A long-lasting economic boom would help America pay down its pile of debt.

And the Fed could more easily exit its emergency programs, Dimon said, because doing so won't "stop a roaring economy," even if it causes "a little market turmoil."

But the JPMorgan boss also warns there is a risk the economy overheats, with surging inflation that forces the Fed to resort to Volcker-style rate hikes that prematurely end the recovery.

"Much of the stimulus may very well hit when the economy is doing quite well," Dimon said. "I am reminded of when Paul Volcker effectively raised interest rates by 200 basis points on a Saturday night."

That scenario would raise the cost of US debt and leave the country entering a recession with very high deficits.

9:32 a.m. ET, April 7, 2021

Stocks open lower

From CNN Business' Anneken Tappe

US stocks dipped lower at the opening bell in New York Wednesday.

Economic data showed the US trade deficit widened to a historic high of $71 billion in February, and investors are awaiting the Federal Reserve’s latest meeting minutes due in the early afternoon.

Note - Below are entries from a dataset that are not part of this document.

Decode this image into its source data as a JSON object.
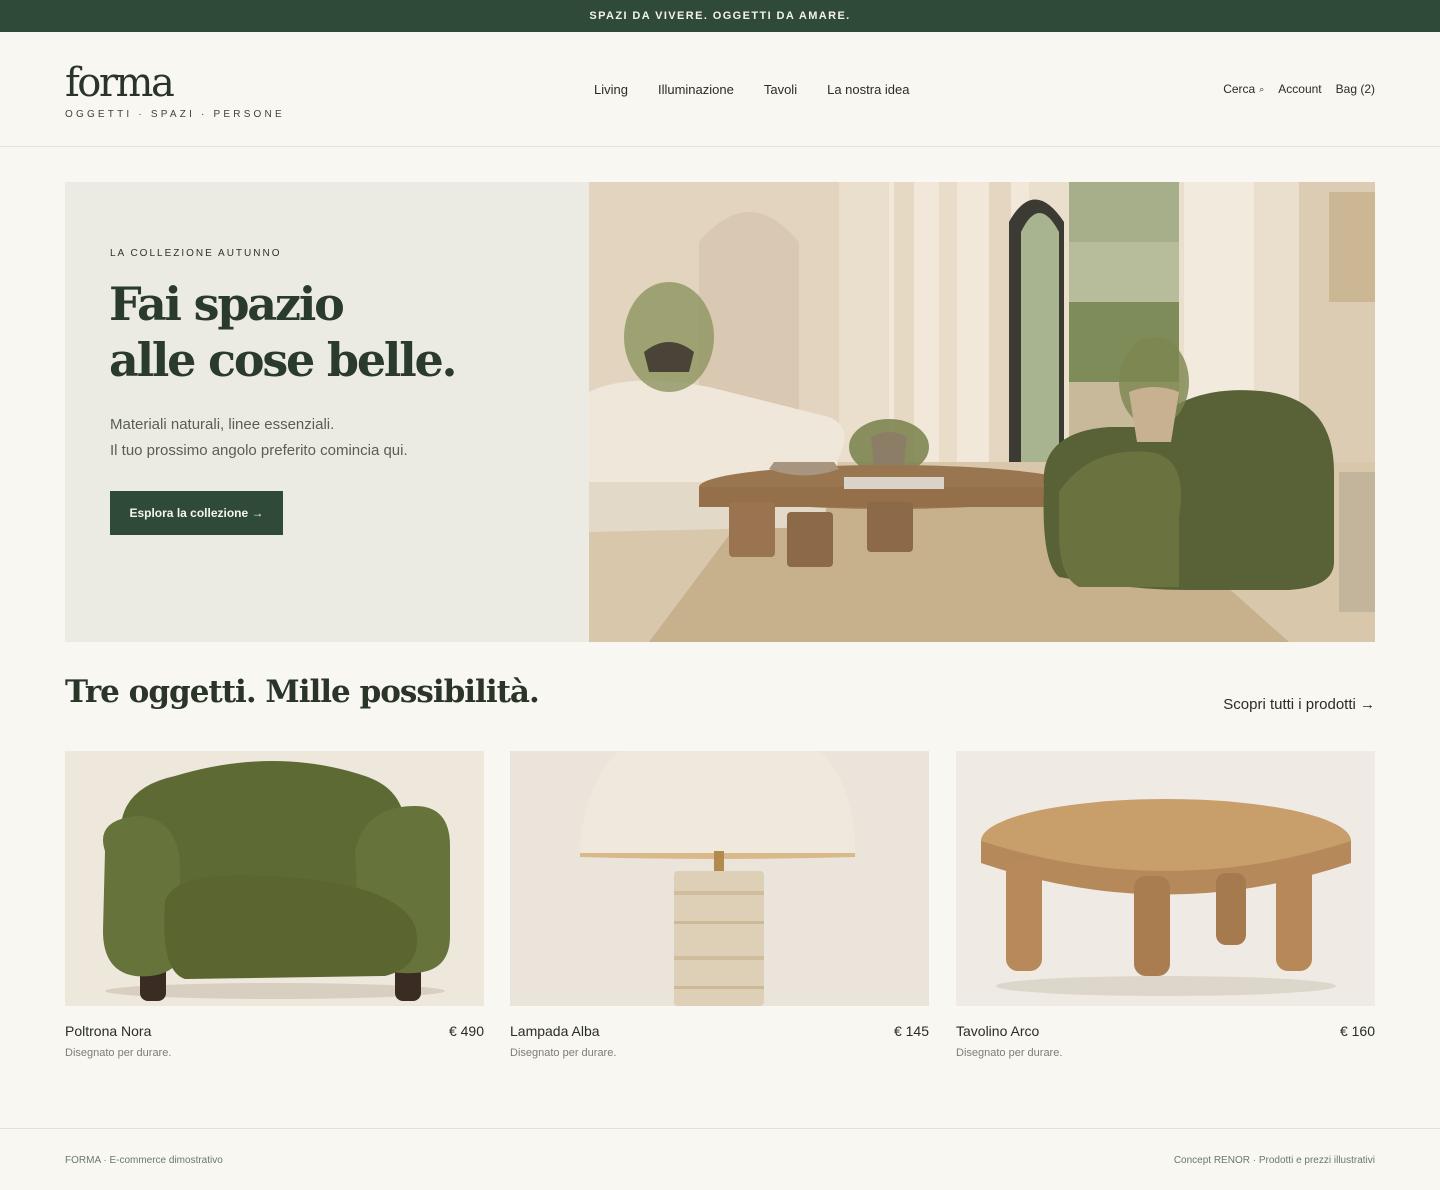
{
  "announcement": "SPAZI DA VIVERE. OGGETTI DA AMARE.",
  "brand": {
    "logo": "forma",
    "tagline": "OGGETTI · SPAZI · PERSONE"
  },
  "nav": [
    "Living",
    "Illuminazione",
    "Tavoli",
    "La nostra idea"
  ],
  "utility": {
    "search": "Cerca",
    "account": "Account",
    "bag": "Bag (2)"
  },
  "hero": {
    "eyebrow": "LA COLLEZIONE AUTUNNO",
    "title_line1": "Fai spazio",
    "title_line2": "alle cose belle.",
    "subtitle_line1": "Materiali naturali, linee essenziali.",
    "subtitle_line2": "Il tuo prossimo angolo preferito comincia qui.",
    "cta": "Esplora la collezione →"
  },
  "products_section": {
    "title": "Tre oggetti. Mille possibilità.",
    "see_all": "Scopri tutti i prodotti →"
  },
  "products": [
    {
      "name": "Poltrona Nora",
      "price": "€ 490",
      "desc": "Disegnato per durare.",
      "icon": "armchair"
    },
    {
      "name": "Lampada Alba",
      "price": "€ 145",
      "desc": "Disegnato per durare.",
      "icon": "table-lamp"
    },
    {
      "name": "Tavolino Arco",
      "price": "€ 160",
      "desc": "Disegnato per durare.",
      "icon": "coffee-table"
    }
  ],
  "footer": {
    "left": "FORMA · E-commerce dimostrativo",
    "right": "Concept RENOR · Prodotti e prezzi illustrativi"
  },
  "colors": {
    "brand_green": "#2f4a39",
    "background": "#f8f7f2",
    "hero_panel": "#ecebe3",
    "olive": "#55602f"
  }
}
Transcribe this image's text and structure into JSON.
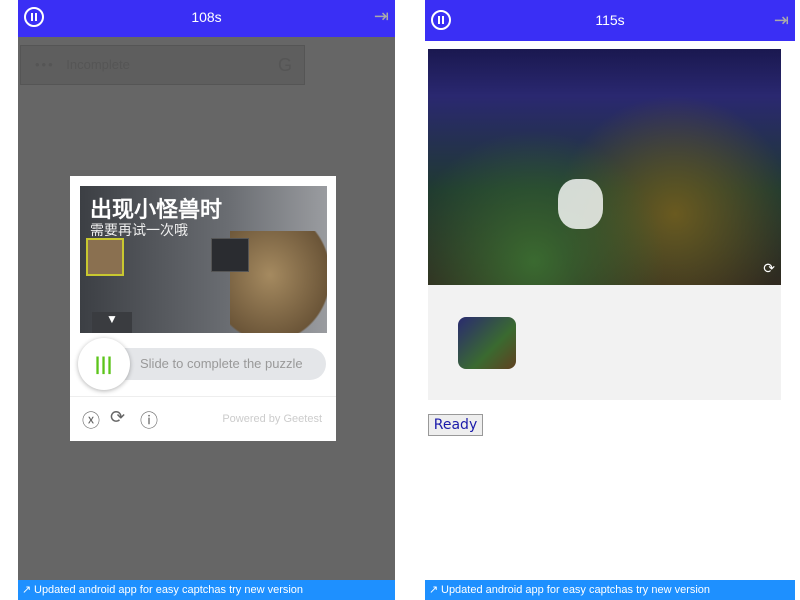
{
  "left": {
    "timer": "108s",
    "status": "Incomplete",
    "captcha": {
      "title": "出现小怪兽时",
      "subtitle": "需要再试一次哦",
      "slider_text": "Slide to complete the puzzle",
      "powered": "Powered by Geetest"
    },
    "banner": "Updated android app for easy captchas try new version"
  },
  "right": {
    "timer": "115s",
    "ready_label": "Ready",
    "banner": "Updated android app for easy captchas try new version"
  },
  "colors": {
    "topbar": "#3a2ff5",
    "banner": "#1e90ff",
    "slider_knob": "#5cc41a"
  }
}
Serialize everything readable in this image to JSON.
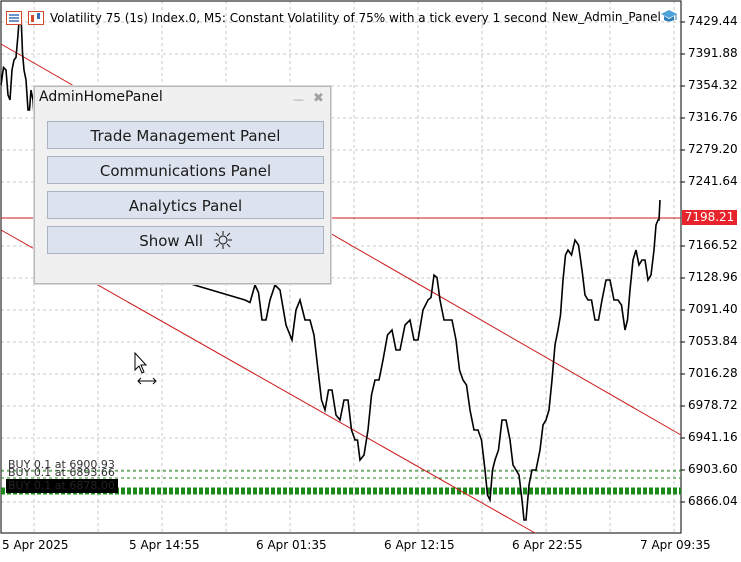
{
  "header": {
    "chart_title": "Volatility 75 (1s) Index.0, M5:  Constant Volatility of 75% with a tick every 1 second",
    "ea_name": "New_Admin_Panel"
  },
  "price_axis": {
    "labels": [
      "7429.44",
      "7391.88",
      "7354.32",
      "7316.76",
      "7279.20",
      "7241.64",
      "7166.52",
      "7128.96",
      "7091.40",
      "7053.84",
      "7016.28",
      "6978.72",
      "6941.16",
      "6903.60",
      "6866.04"
    ],
    "current_price": "7198.21",
    "current_price_color": "#e8232b"
  },
  "time_axis": {
    "labels": [
      "5 Apr 2025",
      "5 Apr 14:55",
      "6 Apr 01:35",
      "6 Apr 12:15",
      "6 Apr 22:55",
      "7 Apr 09:35"
    ]
  },
  "orders": {
    "labels": [
      "BUY 0.1 at 6900.93",
      "BUY 0.1 at 6893.66",
      "BUY 0.1 at 6878.00"
    ],
    "line_color": "#1a8a1a"
  },
  "panel": {
    "title": "AdminHomePanel",
    "minimize": "—",
    "close": "✖",
    "buttons": {
      "trade": "Trade Management Panel",
      "comms": "Communications Panel",
      "analytics": "Analytics Panel",
      "show_all": "Show All"
    }
  },
  "colors": {
    "trendline": "#cc1a1a",
    "candles": "#000000",
    "grid": "#c8c8c8"
  }
}
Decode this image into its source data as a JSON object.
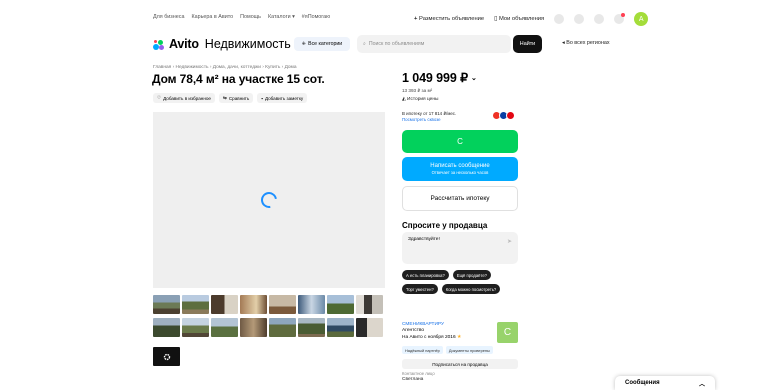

9:30 a.m. ET, April 7, 2021

IMF: Tax increases could help the pandemic recovery

From CNN Business' Anneken Tappe

A woman walks past an International Monetary Fund headquarters (IMF) building in Washington, DC on April 5, 2021.
A woman walks past an International Monetary Fund headquarters (IMF) building in Washington, DC on April 5, 2021. Mandel Ngan/AFP/Getty Images

The International Monetary Fund suggested Wednesday that some nations should use additional taxes to help recover from the pandemic.

"Countries with robust tax systems may consider levying temporary Covid-19 recovery contributions as supplements to top personal income tax rates," the organization said in a report.

This could be in the form of temporary personal income tax hikes, or levies on companies' "excess" profits, to ensure that businesses that are struggling as a result of the pandemic aren't affected by it.